If that Marlins crowd up there isn't telling enough, we'll use the AL East as a case study. Remember, there are more than three teams in the big bad East, though from this week's games, even fans in Toronto and Baltimore seem to have forgotten about the also-rans.
Yesterday, Toronto drew a record-low crowd to the Rogers Centre; just 10, 610. The Orioles did them one better, when only 9,129 came out to see them on Monday. That's insane to me. I can remember when Skydome and Camden Yards were shiny and new, and it was impossible to get tickets. Now, they're struggling to reach five figures.
The Orioles have a season-ticket base of about 10,000, which means when you include walk-ups, a ton of people simply swallowed the cost of their tickets, rather than attend that game.
Their PR guy gave a number of reasons for the low turnout, all of which are legitimate: It was a Monday. It was early April. It was against Tampa Bay. And we'll add two more: that walk-up tickets are subject to a surcharge, and that the Orioles are terribad.
Of course, that last one's the most important. Good teams draw, while bad teams don't, unless they're the Cubs. And unless your ballpark is a license to print money, you're stuck in a never-ending shit-spiral where you don't get the attendance revenue to turn your team around. It's a troubling cycle, but it's not inescapable.
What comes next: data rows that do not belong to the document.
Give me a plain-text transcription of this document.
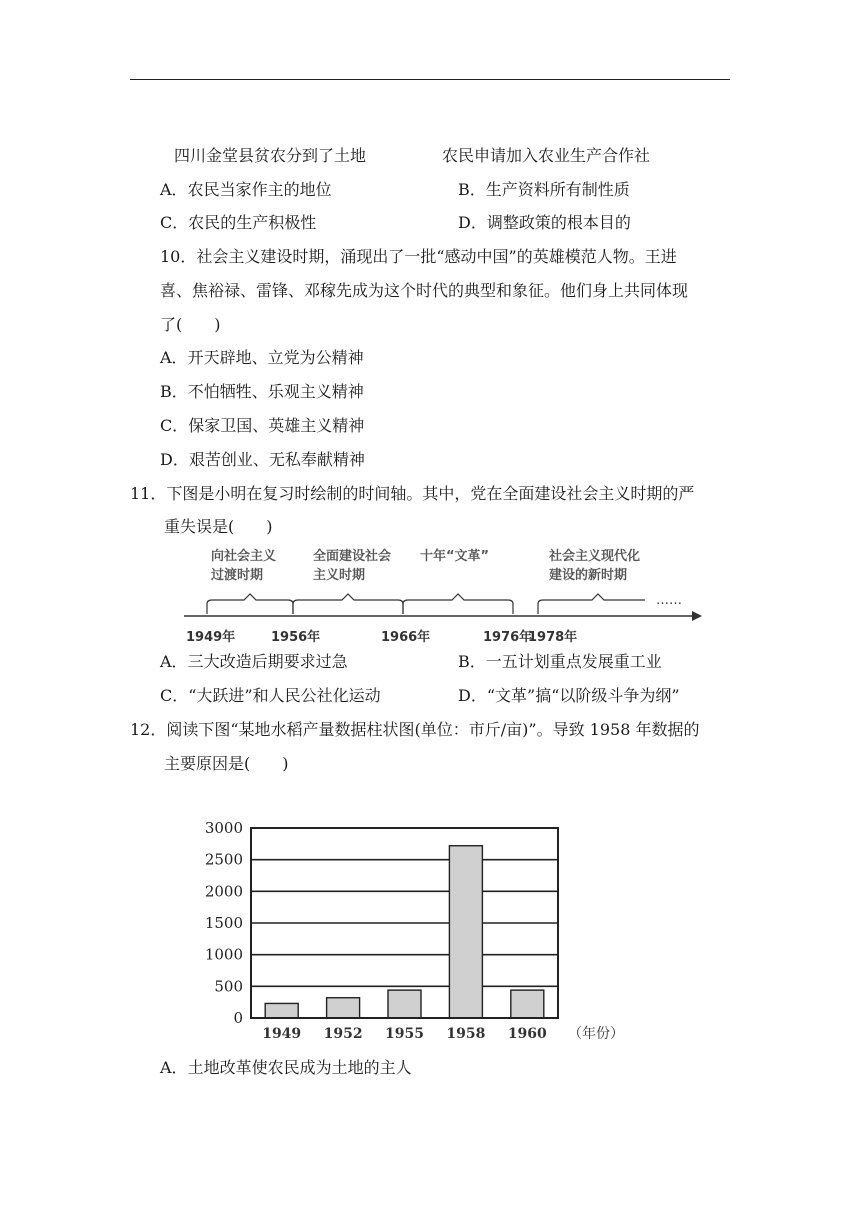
四川金堂县贫农分到了土地	农民申请加入农业生产合作社
A．农民当家作主的地位	B．生产资料所有制性质
C．农民的生产积极性	D．调整政策的根本目的
10．社会主义建设时期，涌现出了一批“感动中国”的英雄模范人物。王进
喜、焦裕禄、雷锋、邓稼先成为这个时代的典型和象征。他们身上共同体现
了(　　)
A．开天辟地、立党为公精神
B．不怕牺牲、乐观主义精神
C．保家卫国、英雄主义精神
D．艰苦创业、无私奉献精神
11．下图是小明在复习时绘制的时间轴。其中，党在全面建设社会主义时期的严
重失误是(　　)
向社会主义
过渡时期
全面建设社会
主义时期
十年“文革”	社会主义现代化
建设的新时期
……
1949年	1956年	1966年	1976年
1978年
A．三大改造后期要求过急	B．一五计划重点发展重工业
C．“大跃进”和人民公社化运动	D．“文革”搞“以阶级斗争为纲”
12．阅读下图“某地水稻产量数据柱状图(单位：市斤/亩)”。导致 1958 年数据的
主要原因是(　　)
0
500
1000
1500
2000
2500
3000
1949 1952 1955 1958 1960 （年份）
A．土地改革使农民成为土地的主人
The Rays have averaged a respectable 27,000 fans a game so far.
But take an unwatchable product, throw in a lingering recession, and there are going to be an embarrassing amount of empty seats. That's business.
Interestingly, one league that's doing gangbusters is MLS. Through the first few weeks of their season, they're averaging bigger crowds than hockey or basketball. Don't read too much into it: extended honeymoons in Toronto and Seattle, a new stadium in New York, and a new team in Philadelphia are inflating those numbers. And, of course, the NHL and NBA are constrained by the size of their arenas.
But on this Tax Day, perhaps the most American of days, it's definitely worth noting that soccer is on its way up, while baseball is lagging dangerously in many place.